Chris: -   And over what period of time were you studying?  How long did you look at?

Salim: -   The first women were enrolled in May of 2007 and we completed the study in December of last year so 2 ½ years in total.

Chris: -   So if you extrapolated this to making this available to every exposed individual, let's just take Africa as an example, how many cases of HIV do you think you could prevent per year with this strategy?

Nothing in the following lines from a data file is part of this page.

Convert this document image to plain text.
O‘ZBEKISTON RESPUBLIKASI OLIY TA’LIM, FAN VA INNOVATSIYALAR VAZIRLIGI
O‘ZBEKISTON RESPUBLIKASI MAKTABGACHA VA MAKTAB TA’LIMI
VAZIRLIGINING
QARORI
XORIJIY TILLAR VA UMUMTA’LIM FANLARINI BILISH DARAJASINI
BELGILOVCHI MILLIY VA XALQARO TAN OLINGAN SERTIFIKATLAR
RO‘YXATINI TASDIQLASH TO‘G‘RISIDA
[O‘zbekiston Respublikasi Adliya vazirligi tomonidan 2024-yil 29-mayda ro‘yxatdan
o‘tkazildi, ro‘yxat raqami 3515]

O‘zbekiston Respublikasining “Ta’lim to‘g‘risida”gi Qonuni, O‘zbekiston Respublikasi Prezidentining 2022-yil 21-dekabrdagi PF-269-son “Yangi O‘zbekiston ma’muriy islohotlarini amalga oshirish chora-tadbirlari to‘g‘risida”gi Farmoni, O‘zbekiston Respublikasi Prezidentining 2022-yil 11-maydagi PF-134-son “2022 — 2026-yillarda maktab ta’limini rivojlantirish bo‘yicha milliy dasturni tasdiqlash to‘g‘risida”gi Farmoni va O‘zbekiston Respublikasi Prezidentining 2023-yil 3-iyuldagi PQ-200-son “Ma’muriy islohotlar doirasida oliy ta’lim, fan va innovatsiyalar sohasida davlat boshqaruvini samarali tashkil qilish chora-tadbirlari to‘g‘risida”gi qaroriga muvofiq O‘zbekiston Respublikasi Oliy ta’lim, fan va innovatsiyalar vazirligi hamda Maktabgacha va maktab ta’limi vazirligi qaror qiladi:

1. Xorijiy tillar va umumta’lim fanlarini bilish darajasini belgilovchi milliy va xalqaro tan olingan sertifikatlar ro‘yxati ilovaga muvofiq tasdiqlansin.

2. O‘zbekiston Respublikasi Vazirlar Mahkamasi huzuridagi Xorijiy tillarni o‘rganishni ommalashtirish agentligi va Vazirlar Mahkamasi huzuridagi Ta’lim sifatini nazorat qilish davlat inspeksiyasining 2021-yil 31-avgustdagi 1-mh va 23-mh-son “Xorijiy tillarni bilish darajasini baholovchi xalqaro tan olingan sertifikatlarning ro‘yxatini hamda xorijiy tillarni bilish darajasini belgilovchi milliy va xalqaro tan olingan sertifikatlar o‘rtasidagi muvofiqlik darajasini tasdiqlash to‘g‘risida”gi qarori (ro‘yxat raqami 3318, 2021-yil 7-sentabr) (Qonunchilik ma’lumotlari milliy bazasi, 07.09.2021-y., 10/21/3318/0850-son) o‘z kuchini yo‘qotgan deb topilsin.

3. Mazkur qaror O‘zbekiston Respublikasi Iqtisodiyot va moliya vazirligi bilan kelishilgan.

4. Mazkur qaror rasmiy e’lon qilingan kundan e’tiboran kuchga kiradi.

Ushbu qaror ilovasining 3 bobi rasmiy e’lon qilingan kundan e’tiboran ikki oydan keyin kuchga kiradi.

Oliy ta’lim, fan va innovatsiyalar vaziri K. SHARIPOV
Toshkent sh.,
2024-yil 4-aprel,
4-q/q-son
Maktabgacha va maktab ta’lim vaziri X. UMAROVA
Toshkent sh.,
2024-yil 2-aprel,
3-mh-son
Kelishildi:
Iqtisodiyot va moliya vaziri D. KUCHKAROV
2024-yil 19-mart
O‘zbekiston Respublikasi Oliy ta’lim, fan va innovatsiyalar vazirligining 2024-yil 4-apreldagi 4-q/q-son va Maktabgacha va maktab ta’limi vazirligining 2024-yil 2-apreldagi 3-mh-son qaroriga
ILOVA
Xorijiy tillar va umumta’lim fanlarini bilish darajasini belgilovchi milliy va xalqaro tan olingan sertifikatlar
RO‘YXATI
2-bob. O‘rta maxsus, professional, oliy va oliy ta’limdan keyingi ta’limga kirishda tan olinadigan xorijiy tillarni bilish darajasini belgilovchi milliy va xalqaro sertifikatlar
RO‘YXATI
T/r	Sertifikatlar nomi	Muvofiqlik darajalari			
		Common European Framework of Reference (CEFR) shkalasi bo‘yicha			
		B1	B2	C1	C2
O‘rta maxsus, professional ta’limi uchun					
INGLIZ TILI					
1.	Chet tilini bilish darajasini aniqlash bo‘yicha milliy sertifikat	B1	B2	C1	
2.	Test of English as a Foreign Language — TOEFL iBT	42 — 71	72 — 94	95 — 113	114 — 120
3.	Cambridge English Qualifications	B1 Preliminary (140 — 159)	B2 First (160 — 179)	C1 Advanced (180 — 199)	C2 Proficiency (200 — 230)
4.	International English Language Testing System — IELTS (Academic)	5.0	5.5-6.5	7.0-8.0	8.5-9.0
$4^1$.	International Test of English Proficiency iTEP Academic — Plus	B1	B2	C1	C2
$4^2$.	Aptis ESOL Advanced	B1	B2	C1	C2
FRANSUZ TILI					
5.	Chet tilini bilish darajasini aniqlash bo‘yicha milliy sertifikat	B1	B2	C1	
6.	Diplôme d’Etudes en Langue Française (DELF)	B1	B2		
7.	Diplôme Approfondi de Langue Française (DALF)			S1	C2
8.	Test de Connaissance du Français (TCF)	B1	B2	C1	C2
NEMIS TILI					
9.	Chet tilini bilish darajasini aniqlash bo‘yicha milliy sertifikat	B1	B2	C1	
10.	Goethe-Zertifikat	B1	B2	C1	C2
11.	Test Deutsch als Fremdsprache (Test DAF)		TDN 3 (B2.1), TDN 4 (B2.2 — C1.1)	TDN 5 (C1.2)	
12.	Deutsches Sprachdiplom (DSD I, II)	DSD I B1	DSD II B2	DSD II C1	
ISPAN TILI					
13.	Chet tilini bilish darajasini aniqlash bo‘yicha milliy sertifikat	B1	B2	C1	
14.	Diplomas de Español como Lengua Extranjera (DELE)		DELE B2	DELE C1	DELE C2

Salim: -   We've done some mathematical modelling, creating a hypothetical scenario, as if we were implementing this in South Africa where we have very good data, and we emulated the kind of adherence we got within the study.  So within the study, for those women who used the gel most consistently, they had 54% protection and those women who used it least consistently, less than 50% of their sex acts, we saw 28% protection.  So what we did is we modelled that.  We said, "Okay, what if 40% of the women used it in a consistent way as we observed in our study and 40% used it in an inconsistent way as we observed in our study."  And if we did so, then over the next 20 years, we estimate we could prevent 1.3 million new HIV infections and avert just over 800,000 deaths, just in South Africa alone.

Chris: -   And what cost would that come out at?  How much would it cost to implement that?

Salim: -   Now that's a bit more difficult to calculate.  We know the actual cost of the gel is negligible.  For the study where we only made a small quantity so we didn't benefit from scale, the actual gel costs about a cent or 2 in US cents.  So the cost is not in the gel, but it's in the applicator, the wrapping, and the packaging, and so on, so that for the trial, each application costs us $0.32.  If it's produced to scale, we would estimate that it will be substantially less and we worked out that even at the current price of $0.32, it is still cost-effective to implement because the cost of treating somebody who develops HIV infection is so high that even at this cost, to use the gel is more cost-effective than to allow women to get infected.

The Red ribbon is a symbol for solidarity with HIV-positive people and those living with AIDS.

Chris: -   Well that brings me on to my last point,  which is that the way we treat HIV is with triple therapy.  We give people a combination of drugs so that the risk of the virus becoming resistant is reduced.  You're using a single agent in this gel.  Is there not a risk that we could end up eroding the ability of this agent to prevent HIV because people are being exposed to this as monotherapy?

 Salim: -   Yes.  It is a hypothetical concern and certainly, before the results of our study has been looked at in many different ways.  These are the first data that have come out now where we can look at whether any of the 38 women who became infected while using tenofovir developed resistance, and the answer was no.  We found no evidence of tenofovir resistance.

Chris: -   Indeed.  Salim, thank you very much.  That's Salim Abdool Karim who is from the University of KwaZulu-Natal in Durban, South Africa, and he is reporting there the study that he's just published in the journal Science, looking at the use of a vaginal gel which contains the agent tenofovir which seems to be able to reduce by a significant margin the rate of HIV transmission.